Processus confus, lent, obsédé par le risque de la fraude et du péché de la paresse : nos assurances sociales ont, de mon point de vue, besoin d'une grande réforme. Il ne s'agit pas de limiter les coûts qu’elles engendrent, mais au contraire d'aller aider mieux et plus les personnes qui en ont besoin.
Le non recours aux aides sociales est un problème réel : selon un article publié par Le Temps en 2019, une grande majorité des personnes dans le besoin ne touchent pas ce à quoi elles ont droit. La puissance publique a d’autres priorités. Sa traque à la fraude a cela de pervers qu'elle encourage une défiance envers les demandeurs. Se concentrer ainsi sur la fraude, c’est préférer un problème qui coûte moins et qui représente moins de personnes que le non recours. Cette posture consternante a un coût humain. Des souffrances, des renoncements. Des morts, peut-être. 
Vous les contactez toujours trop tôt, ou trop tard. On vous apprend que c'est à vous, pas à eux, de relancer les médecins quand ils ne répondent pas immédiatement à leurs questions. Demander de l'aide devient un métier : il faut connaître les systèmes presque aussi bien que ceux qui les font tourner. Demander de l'aide devient un fardeau : ça prend un temps et une énergie qu'on préférerait dépenser à lutter contre les douleurs et les autres maux.
Je parle pour moi, mais je connais d'autres personnes dans des situations analogues. Ce qui est rageant pour soi devient insupportable lorsque l'on comprend qu'il ne s'agit pas d'une situation unique.

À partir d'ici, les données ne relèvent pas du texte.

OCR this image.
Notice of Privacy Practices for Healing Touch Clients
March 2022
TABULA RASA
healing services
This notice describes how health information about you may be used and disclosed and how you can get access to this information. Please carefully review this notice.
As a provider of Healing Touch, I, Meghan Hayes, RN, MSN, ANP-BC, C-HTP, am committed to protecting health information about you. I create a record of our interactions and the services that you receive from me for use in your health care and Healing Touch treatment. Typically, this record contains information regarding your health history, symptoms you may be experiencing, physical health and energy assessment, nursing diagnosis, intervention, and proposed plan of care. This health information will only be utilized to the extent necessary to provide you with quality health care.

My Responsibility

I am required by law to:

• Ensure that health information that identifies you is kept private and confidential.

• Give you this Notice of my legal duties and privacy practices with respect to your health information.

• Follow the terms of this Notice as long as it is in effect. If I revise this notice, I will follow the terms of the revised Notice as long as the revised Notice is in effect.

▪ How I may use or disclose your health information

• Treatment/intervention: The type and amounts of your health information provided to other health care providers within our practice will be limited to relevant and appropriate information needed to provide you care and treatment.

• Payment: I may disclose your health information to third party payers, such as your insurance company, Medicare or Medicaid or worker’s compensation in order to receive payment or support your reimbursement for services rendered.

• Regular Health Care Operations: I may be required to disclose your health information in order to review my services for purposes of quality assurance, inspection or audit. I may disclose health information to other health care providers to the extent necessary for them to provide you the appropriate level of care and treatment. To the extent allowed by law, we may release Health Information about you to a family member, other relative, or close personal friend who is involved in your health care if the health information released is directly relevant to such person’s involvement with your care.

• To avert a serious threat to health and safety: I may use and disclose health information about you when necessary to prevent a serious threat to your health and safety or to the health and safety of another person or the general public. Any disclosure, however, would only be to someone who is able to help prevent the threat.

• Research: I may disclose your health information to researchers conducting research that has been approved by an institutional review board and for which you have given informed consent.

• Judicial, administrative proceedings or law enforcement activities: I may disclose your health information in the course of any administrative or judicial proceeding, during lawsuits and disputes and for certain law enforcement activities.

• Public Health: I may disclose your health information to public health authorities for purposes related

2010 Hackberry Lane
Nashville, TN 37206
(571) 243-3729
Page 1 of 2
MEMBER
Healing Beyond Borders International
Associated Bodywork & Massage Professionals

Au fond, c'est une question de modèle de société : souhaite-t-on régler un problème comptable, ou aider son prochain ?
La médiocrité politique de tous bords, sur ce sujet en tout cas, renvoie la société à sa conscience, et les malades à leur solitude. Et à leurs aides, s'ils sont très patients, persistants, et savent, pour les plus malchanceux, se contenter de peu.